Vatican City, 10 February 2016 (VIS) – This morning the Holy Father dedicated the catechesis of his Wednesday general audience, held in St. Peter's Square, to a reflection on the biblical meaning of the Jubilee. Francis explained that every fifty years, on the Day of Atonement, a great event of liberation was announced. It consisted of a type of "general amnesty", in which all debts were cancelled and the land was restored to its owners. The central idea is that the earth belongs to God and has been entrusted to men as administrators. The Pope added that the biblical jubilee was a true jubilee of mercy which had the function of helping the people to experience genuine fraternity by sincerely pursuing, by means of mutual assistance, the good of their brother in need. Likewise he mentioned other rules and customs, such as the payment of the tithe, or one-tenth of their harvest, or the sharing of the first part of the harvest, and the prohibition of loads with disproportionate rates of interest, all intended to help the poor, the orphans and widows. Francis emphasised that the message of the biblical jubilee invites us to construct a land and a society based on solidarity, sharing and the just distribution of resources.

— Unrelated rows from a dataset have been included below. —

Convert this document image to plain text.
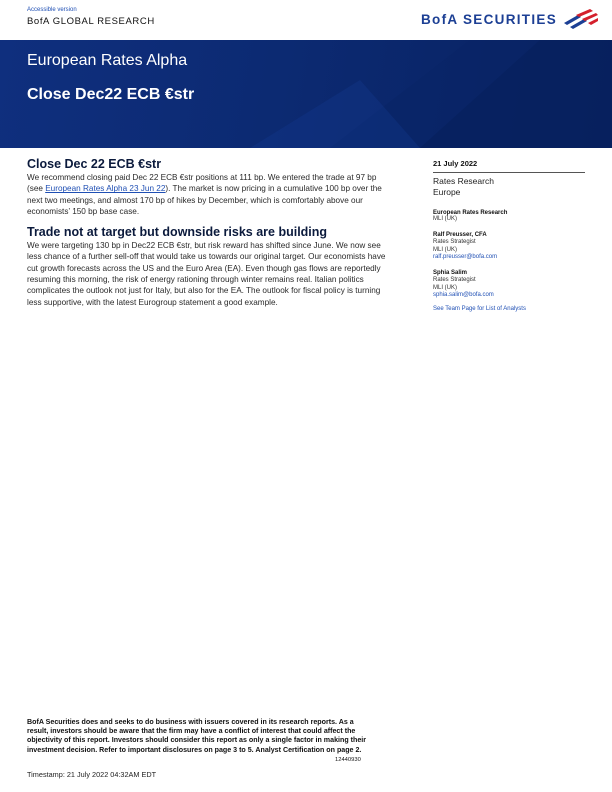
Accessible version
BofA GLOBAL RESEARCH	BofA SECURITIES
European Rates Alpha
Close Dec22 ECB €str
Close Dec 22 ECB €str

We recommend closing paid Dec 22 ECB €str positions at 111 bp. We entered the trade at 97 bp (see European Rates Alpha 23 Jun 22). The market is now pricing in a cumulative 100 bp over the next two meetings, and almost 170 bp of hikes by December, which is comfortably above our economists’ 150 bp base case.

Trade not at target but downside risks are building

We were targeting 130 bp in Dec22 ECB €str, but risk reward has shifted since June. We now see less chance of a further sell-off that would take us towards our original target. Our economists have cut growth forecasts across the US and the Euro Area (EA). Even though gas flows are reportedly resuming this morning, the risk of energy rationing through winter remains real. Italian politics complicates the outlook not just for Italy, but also for the EA. The outlook for fiscal policy is turning less supportive, with the latest Eurogroup statement a good example.

21 July 2022
Rates Research
Europe
European Rates Research
MLI (UK)
Ralf Preusser, CFA
Rates Strategist
MLI (UK)
ralf.preusser@bofa.com
Sphia Salim
Rates Strategist
MLI (UK)
sphia.salim@bofa.com
See Team Page for List of Analysts
BofA Securities does and seeks to do business with issuers covered in its research reports. As a result, investors should be aware that the firm may have a conflict of interest that could affect the objectivity of this report. Investors should consider this report as only a single factor in making their investment decision. Refer to important disclosures on page 3 to 5. Analyst Certification on page 2.
12440930
Timestamp: 21 July 2022 04:32AM EDT
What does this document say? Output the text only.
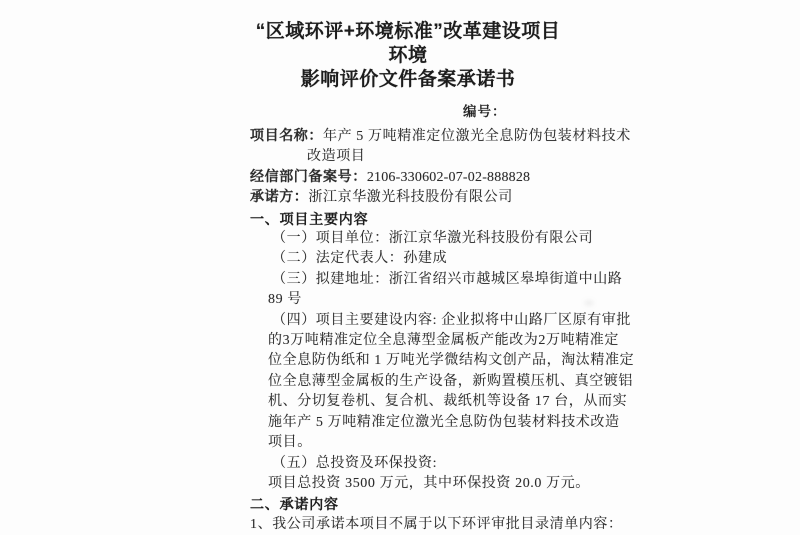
“区域环评+环境标准”改革建设项目环境
影响评价文件备案承诺书
编号：
项目名称：年产 5 万吨精准定位激光全息防伪包装材料技术
改造项目
经信部门备案号：2106-330602-07-02-888828
承诺方：浙江京华激光科技股份有限公司
一、项目主要内容
（一）项目单位：浙江京华激光科技股份有限公司
（二）法定代表人：孙建成
（三）拟建地址：浙江省绍兴市越城区皋埠街道中山路
89 号
（四）项目主要建设内容: 企业拟将中山路厂区原有审批
的3万吨精准定位全息薄型金属板产能改为2万吨精准定
位全息防伪纸和 1 万吨光学微结构文创产品，淘汰精准定
位全息薄型金属板的生产设备，新购置模压机、真空镀铝
机、分切复卷机、复合机、裁纸机等设备 17 台，从而实
施年产 5 万吨精准定位激光全息防伪包装材料技术改造
项目。
（五）总投资及环保投资:
项目总投资 3500 万元，其中环保投资 20.0 万元。
二、承诺内容
1、我公司承诺本项目不属于以下环评审批目录清单内容：
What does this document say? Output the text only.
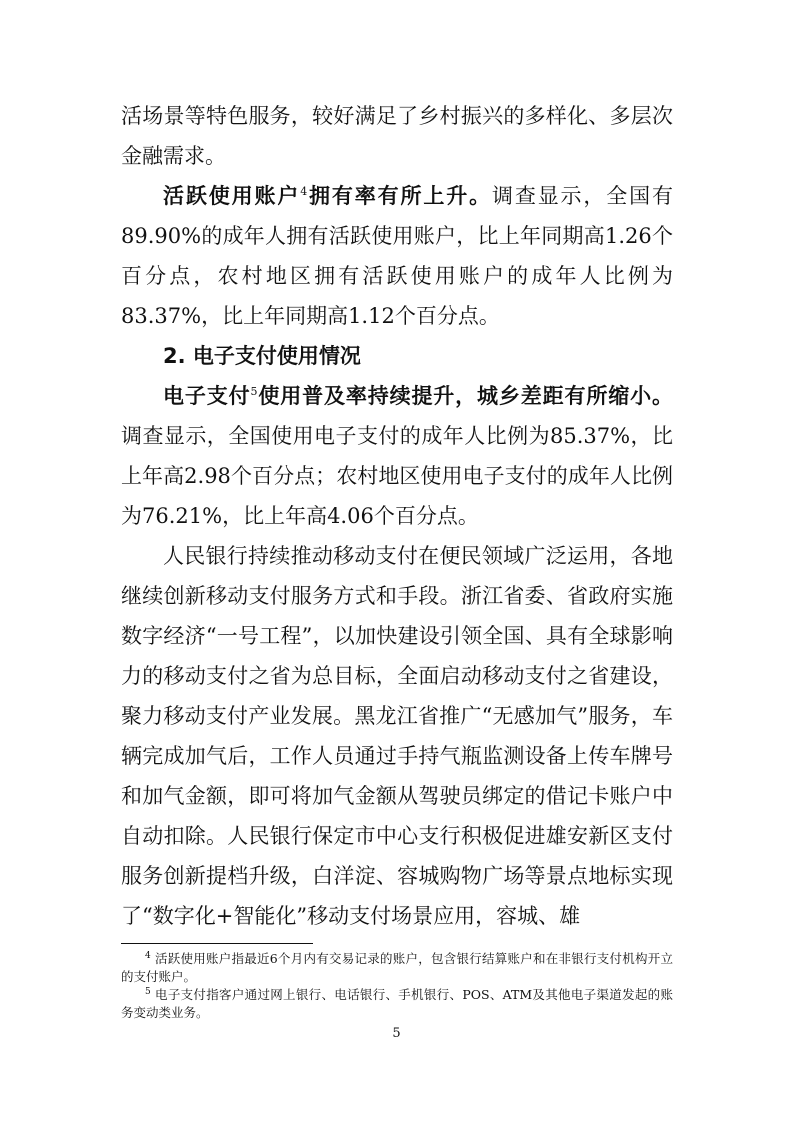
活场景等特色服务，较好满足了乡村振兴的多样化、多层次金融需求。

活跃使用账户$^4$拥有率有所上升。调查显示，全国有89.90%的成年人拥有活跃使用账户，比上年同期高1.26个百分点，农村地区拥有活跃使用账户的成年人比例为83.37%，比上年同期高1.12个百分点。

2. 电子支付使用情况

电子支付$^5$使用普及率持续提升，城乡差距有所缩小。调查显示，全国使用电子支付的成年人比例为85.37%，比上年高2.98个百分点；农村地区使用电子支付的成年人比例为76.21%，比上年高4.06个百分点。

人民银行持续推动移动支付在便民领域广泛运用，各地继续创新移动支付服务方式和手段。浙江省委、省政府实施数字经济“一号工程”，以加快建设引领全国、具有全球影响力的移动支付之省为总目标，全面启动移动支付之省建设，聚力移动支付产业发展。黑龙江省推广“无感加气”服务，车辆完成加气后，工作人员通过手持气瓶监测设备上传车牌号和加气金额，即可将加气金额从驾驶员绑定的借记卡账户中自动扣除。人民银行保定市中心支行积极促进雄安新区支付服务创新提档升级，白洋淀、容城购物广场等景点地标实现了“数字化+智能化”移动支付场景应用，容城、雄

$^4$ 活跃使用账户指最近6个月内有交易记录的账户，包含银行结算账户和在非银行支付机构开立的支付账户。

$^5$ 电子支付指客户通过网上银行、电话银行、手机银行、POS、ATM及其他电子渠道发起的账务变动类业务。

5
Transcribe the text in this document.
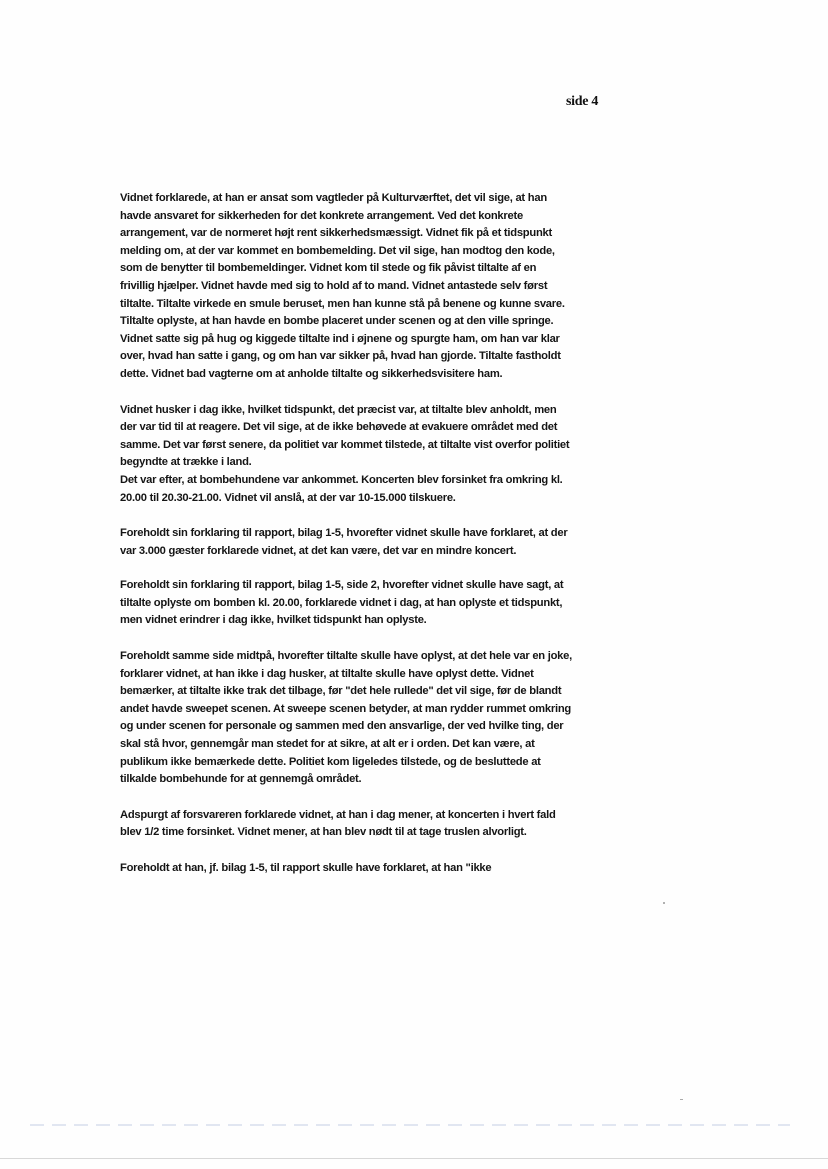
side 4

Vidnet forklarede, at han er ansat som vagtleder på Kulturværftet, det vil sige, at han havde ansvaret for sikkerheden for det konkrete arrangement. Ved det konkrete arrangement, var de normeret højt rent sikkerhedsmæssigt. Vidnet fik på et tidspunkt melding om, at der var kommet en bombemelding. Det vil sige, han modtog den kode, som de benytter til bombemeldinger. Vidnet kom til stede og fik påvist tiltalte af en frivillig hjælper. Vidnet havde med sig to hold af to mand. Vidnet antastede selv først tiltalte. Tiltalte virkede en smule beruset, men han kunne stå på benene og kunne svare. Tiltalte oplyste, at han havde en bombe placeret under scenen og at den ville springe. Vidnet satte sig på hug og kiggede tiltalte ind i øjnene og spurgte ham, om han var klar over, hvad han satte i gang, og om han var sikker på, hvad han gjorde. Tiltalte fastholdt dette. Vidnet bad vagterne om at anholde tiltalte og sikkerhedsvisitere ham.

Vidnet husker i dag ikke, hvilket tidspunkt, det præcist var, at tiltalte blev anholdt, men der var tid til at reagere. Det vil sige, at de ikke behøvede at evakuere området med det samme. Det var først senere, da politiet var kommet tilstede, at tiltalte vist overfor politiet begyndte at trække i land.

Det var efter, at bombehundene var ankommet. Koncerten blev forsinket fra omkring kl. 20.00 til 20.30-21.00. Vidnet vil anslå, at der var 10-15.000 tilskuere.

Foreholdt sin forklaring til rapport, bilag 1-5, hvorefter vidnet skulle have forklaret, at der var 3.000 gæster forklarede vidnet, at det kan være, det var en mindre koncert.

Foreholdt sin forklaring til rapport, bilag 1-5, side 2, hvorefter vidnet skulle have sagt, at tiltalte oplyste om bomben kl. 20.00, forklarede vidnet i dag, at han oplyste et tidspunkt, men vidnet erindrer i dag ikke, hvilket tidspunkt han oplyste.

Foreholdt samme side midtpå, hvorefter tiltalte skulle have oplyst, at det hele var en joke, forklarer vidnet, at han ikke i dag husker, at tiltalte skulle have oplyst dette. Vidnet bemærker, at tiltalte ikke trak det tilbage, før "det hele rullede" det vil sige, før de blandt andet havde sweepet scenen. At sweepe scenen betyder, at man rydder rummet omkring og under scenen for personale og sammen med den ansvarlige, der ved hvilke ting, der skal stå hvor, gennemgår man stedet for at sikre, at alt er i orden. Det kan være, at publikum ikke bemærkede dette. Politiet kom ligeledes tilstede, og de besluttede at tilkalde bombehunde for at gennemgå området.

Adspurgt af forsvareren forklarede vidnet, at han i dag mener, at koncerten i hvert fald blev 1/2 time forsinket. Vidnet mener, at han blev nødt til at tage truslen alvorligt.

Foreholdt at han, jf. bilag 1-5, til rapport skulle have forklaret, at han "ikke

He stressed that if the Jubilee does not "reach our pockets" then it is not a true jubilee, and that this, "is in the Bible, it wasn't invented by the Pope". "We are all guests of the Lord, awaiting the celestial homeland, called upon to make the world that welcomes us inhabitable and human. And how much of the harvest the more fortunate could give to those who are in need! Not only the fruits of the fields, but also any other produce of work: salaries, savings, the many things we possess and which are often wasted. It also happens today".

"Thinking of this, the Holy Scripture insistently exhorts us to respond generously to requests for loans, without mean calculations and without demanding unreasonable rates of interest. … This teaching remains current. How many situations of usury do we see, and how much suffering and anguish among families? Very often, in desperation, men even arrive at the point of suicide because they can no longer cope; they are without hope and no-one extends a hand to help them, only a hand to demand they pay interest. Usury is a grave sin. … But the Lord promised His blessing to those who extend their hand to give generously. He will redouble the repayment, perhaps not in money but with other things; it will always be redoubled". Francis concluded by reiterating that "if we wish to receive God's mercy, we must start by being merciful ourselves, starting with our co-citizens, among families, peoples, continents. Contributing to creating an earth without poverty means building societies without discrimination, based on the solidarity that leads us to share what we possess, in a division of resources based on brotherhood and justice".